A timely new analysis from Nielsen provides some context that justifies all the smartphone releases around Mobile World Congress 2014. Because, it seems, “smartphones are beginning to transform how we engage in our everyday lives.” Based on data collected “from markets including the U.S., U.K., Italy, Japan, and around the globe,” via Nielsen’s opt-in phone monitoring meters, the report concludes that “not only is smartphone penetration growing, with over two-thirds (67%) of mobile subscribers in the U.S. owning smartphones in Q4 2013, but consumer usage of phones is rapidly shifting toward increased screen time with entertainment and social media.”

Also, critically, “time spent using smartphones now exceeds Web usage on computers in the U.S., U.K. and Italy,” according to Nielsen. Although the report makes no apparent attempt to break out tablet usage figures from the overall analysis, it does find, strikingly, that “Italians used their smartphones about twice as long (37 hours) as they spent on the Web via their PCs (18 hours) in December.” Figures for the U.S. and the U.K. are only slightly less daunting for PC manufacturers.

Nielsen find that “apps  make up the lion’s share of time spent using smartphones, led by the growth in time spent using apps for entertainment and media. In fact, the majority of Americans’ time with apps is spent playing games (18%), accessing entertainment (15%), or using social media (29%).”

Quite where ereading fits in this picture is not immediately clear, but it presumably falls under entertainment. Interestingly, only 2 percent of American smartphone users and 5 percent in the UK and Japan use their phones to access news and information. The hugely high figures for social media usage in the U.S. are only slightly lower in both those markets as well.

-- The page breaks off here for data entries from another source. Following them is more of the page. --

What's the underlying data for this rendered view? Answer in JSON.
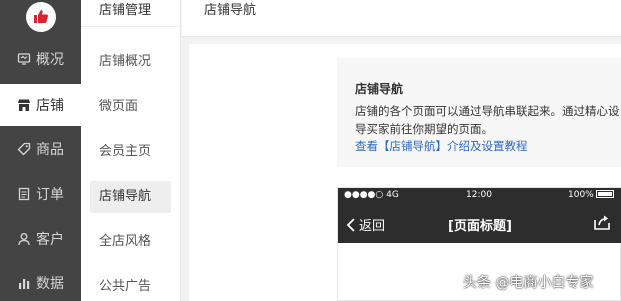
{
  "sidebar": {
    "items": [
      {
        "label": "概况",
        "icon": "dashboard-icon",
        "active": false
      },
      {
        "label": "店铺",
        "icon": "store-icon",
        "active": true
      },
      {
        "label": "商品",
        "icon": "tag-icon",
        "active": false
      },
      {
        "label": "订单",
        "icon": "order-icon",
        "active": false
      },
      {
        "label": "客户",
        "icon": "user-icon",
        "active": false
      },
      {
        "label": "数据",
        "icon": "bar-chart-icon",
        "active": false
      }
    ]
  },
  "submenu": {
    "title": "店铺管理",
    "items": [
      {
        "label": "店铺概况",
        "active": false
      },
      {
        "label": "微页面",
        "active": false
      },
      {
        "label": "会员主页",
        "active": false
      },
      {
        "label": "店铺导航",
        "active": true
      },
      {
        "label": "全店风格",
        "active": false
      },
      {
        "label": "公共广告",
        "active": false
      }
    ]
  },
  "header": {
    "title": "店铺导航"
  },
  "info": {
    "title": "店铺导航",
    "desc_line1": "店铺的各个页面可以通过导航串联起来。通过精心设",
    "desc_line2": "导买家前往你期望的页面。",
    "link": "查看【店铺导航】介绍及设置教程"
  },
  "phone": {
    "status_left": "●●●●○ 4G",
    "status_time": "12:00",
    "status_battery": "100%",
    "back_label": "返回",
    "page_title": "[页面标题]"
  },
  "watermark": "头条 @电商小白专家",
  "colors": {
    "sidebar_bg": "#444444",
    "link": "#2e68c5",
    "phone_bar": "#2d2d2d"
  }
}
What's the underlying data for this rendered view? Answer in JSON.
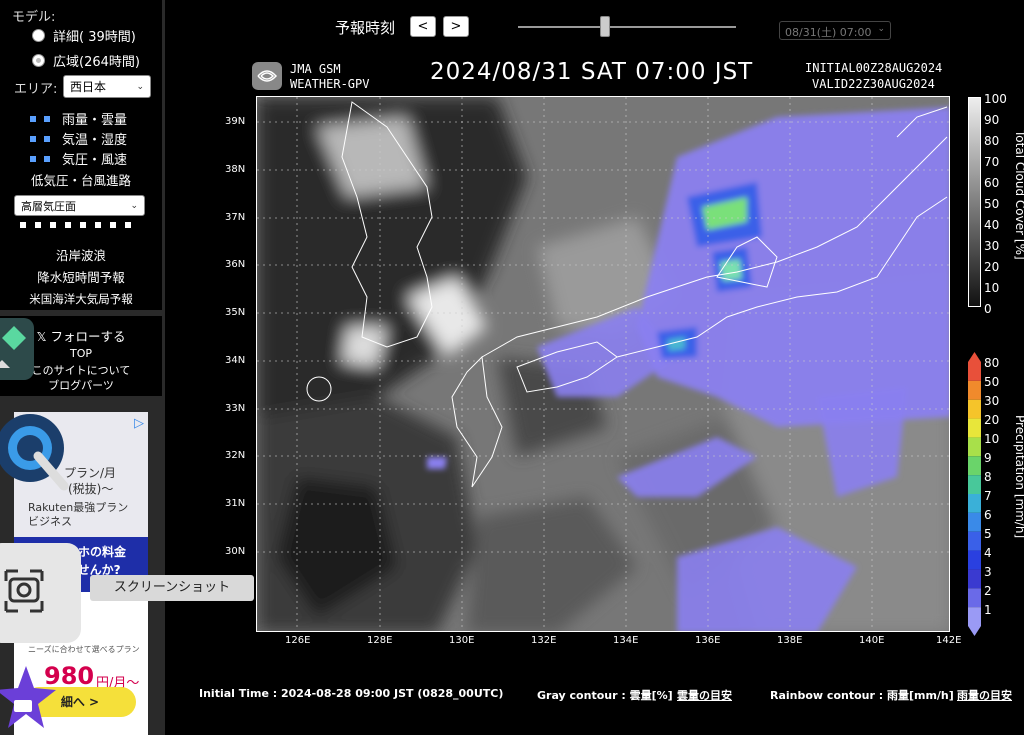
{
  "sidebar": {
    "model_label": "モデル:",
    "radio_detail": "詳細( 39時間)",
    "radio_wide": "広域(264時間)",
    "area_label": "エリア:",
    "area_value": "西日本",
    "layers": [
      "雨量・雲量",
      "気温・湿度",
      "気圧・風速"
    ],
    "layer_typhoon": "低気圧・台風進路",
    "upper_select": "高層気圧面",
    "links": [
      "沿岸波浪",
      "降水短時間予報",
      "米国海洋大気局予報"
    ],
    "follow": "フォローする",
    "top": "TOP",
    "about": "このサイトについて",
    "blog": "ブログパーツ"
  },
  "ad": {
    "line1": "プラン/月",
    "line2": "(税抜)〜",
    "line3": "Rakuten最強プラン",
    "line4": "ビジネス",
    "line5": "マホの料金",
    "line6": "ませんか?",
    "line7": "ニーズに合わせて選べるプラン",
    "price": "980",
    "unit": "円/月〜",
    "btn": "細へ >"
  },
  "controls": {
    "forecast_label": "予報時刻",
    "prev": "<",
    "next": ">",
    "time_value": "08/31(土) 07:00"
  },
  "header": {
    "model1": "JMA GSM",
    "model2": "WEATHER-GPV",
    "datetime": "2024/08/31 SAT  07:00 JST",
    "initial": "INITIAL00Z28AUG2024",
    "valid": "VALID22Z30AUG2024"
  },
  "map": {
    "lat_labels": [
      "39N",
      "38N",
      "37N",
      "36N",
      "35N",
      "34N",
      "33N",
      "32N",
      "31N",
      "30N"
    ],
    "lon_labels": [
      "126E",
      "128E",
      "130E",
      "132E",
      "134E",
      "136E",
      "138E",
      "140E",
      "142E"
    ]
  },
  "cloud_bar": {
    "title": "Total Cloud Cover [%]",
    "labels": [
      "100",
      "90",
      "80",
      "70",
      "60",
      "50",
      "40",
      "30",
      "20",
      "10",
      "0"
    ]
  },
  "precip_bar": {
    "title": "Precipitation [mm/h]",
    "labels": [
      "80",
      "50",
      "30",
      "20",
      "10",
      "9",
      "8",
      "7",
      "6",
      "5",
      "4",
      "3",
      "2",
      "1"
    ],
    "colors": [
      "#e8503a",
      "#f08a2c",
      "#f5c42a",
      "#e8e63a",
      "#a8e04a",
      "#6ad46a",
      "#48c89a",
      "#3ab0d8",
      "#3a8ae8",
      "#3a60e8",
      "#2a40e0",
      "#3a3ad0",
      "#6a6ae8",
      "#9a9af5"
    ]
  },
  "footer": {
    "initial_time": "Initial Time : 2024-08-28 09:00 JST (0828_00UTC)",
    "gray_label": "Gray contour : 雲量[%]",
    "gray_link": "雲量の目安",
    "rainbow_label": "Rainbow contour : 雨量[mm/h]",
    "rainbow_link": "雨量の目安"
  },
  "overlay": {
    "tooltip": "スクリーンショット"
  }
}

Microsoft’s unseemly haste to exit the PC space it defined in favor of tablet style devices and Windows Phones becomes very explicable in the light of these changing usage patterns. Developed world consumers, it seems, can’t move away from their desktops fast enough. And for ebooks, the new generation of large, cheap, smartphones and phablets can’t arrive fast enough for the straining eyes of readers everywhere. Because the smartphones will be pervasive and other platforms pushed increasingly into niches.